La France renforce ses liens avec le Nigeria, première puissance d’Afrique de l’Ouest. La livraison de douze Alphajets français à l’armée nigériane illustre cette nouvelle dynamique, alors que Paris perd pied dans ses anciennes zones d’influence francophones. Une réorientation qui dessine les contours d’une présence française renouvelée sur le continent africain.
Confrontée à une série de revers diplomatiques et militaires en Afrique francophone, la France opère un virage stratégique majeur. Après les départs forcés du Burkina Faso, du Mali et du Niger, Paris mise désormais sur le Nigeria, géant anglophone qui représente la première économie du continent avec un PIB de 477 milliards de dollars en 2023. Cette réorientation s’inscrit dans une histoire personnelle : Emmanuel Macron, lors de sa formation à l’ENA en 2004, a effectué un stage de six mois à l’ambassade de France à Abuja, une expérience qui a façonné sa vision des relations franco-africaines.
La visite d’État du président nigérian Bola Tinubu en France fin novembre 2024 a marqué une étape cruciale dans ce rapprochement. Une rencontre historique, la première depuis plus de deux décennies, qui a permis de concrétiser plusieurs accords dans les domaines de la défense, de l’énergie et de l’innovation. Les échanges commerciaux entre les deux pays, qui s’élevaient à 4,5 milliards d’euros en 2023, devraient s’intensifier dans les années à venir.
Un contexte sécuritaire complexe dans un environnement concurrentiel
Le Nigeria fait face à des défis sécuritaires majeurs : la menace persistante des groupes jihadistes Boko Haram et État islamique en Afrique de l’Ouest (ISWAP) dans le nord-est, les bandes criminelles dans le nord-ouest, et la piraterie maritime dans le golfe de Guinée. Cette instabilité, qui déborde sur les pays voisins, fait du Nigeria un partenaire crucial pour la stabilité régionale.

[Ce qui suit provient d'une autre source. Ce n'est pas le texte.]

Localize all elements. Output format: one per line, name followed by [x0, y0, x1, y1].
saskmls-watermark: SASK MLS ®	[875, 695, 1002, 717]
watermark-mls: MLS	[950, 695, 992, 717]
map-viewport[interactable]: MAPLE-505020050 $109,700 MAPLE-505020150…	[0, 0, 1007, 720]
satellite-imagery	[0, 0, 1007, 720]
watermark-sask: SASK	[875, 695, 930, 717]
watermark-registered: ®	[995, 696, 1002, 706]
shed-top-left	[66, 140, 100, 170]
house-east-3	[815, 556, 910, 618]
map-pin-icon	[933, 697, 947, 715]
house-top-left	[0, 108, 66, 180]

Dans ce contexte, la France n’est pas seule à courtiser Abuja. La Chine, premier partenaire commercial du Nigeria avec des échanges dépassant les 20 milliards de dollars annuels, investit massivement dans les infrastructures. Les États-Unis, de leur côté, maintiennent une coopération militaire étroite, notamment dans la lutte antiterroriste.
Un soutien militaire concret
La coopération franco-nigériane prend une nouvelle dimension avec la livraison de douze avions Alphajet d’occasion. Cette transaction, dont le montant reste confidentiel, répond à un besoin crucial de la Nigerian Air Force. Six appareils seront directement opérationnels pour les missions de contre-insurrection, tandis que les six autres fourniront les pièces détachées nécessaires à la maintenance.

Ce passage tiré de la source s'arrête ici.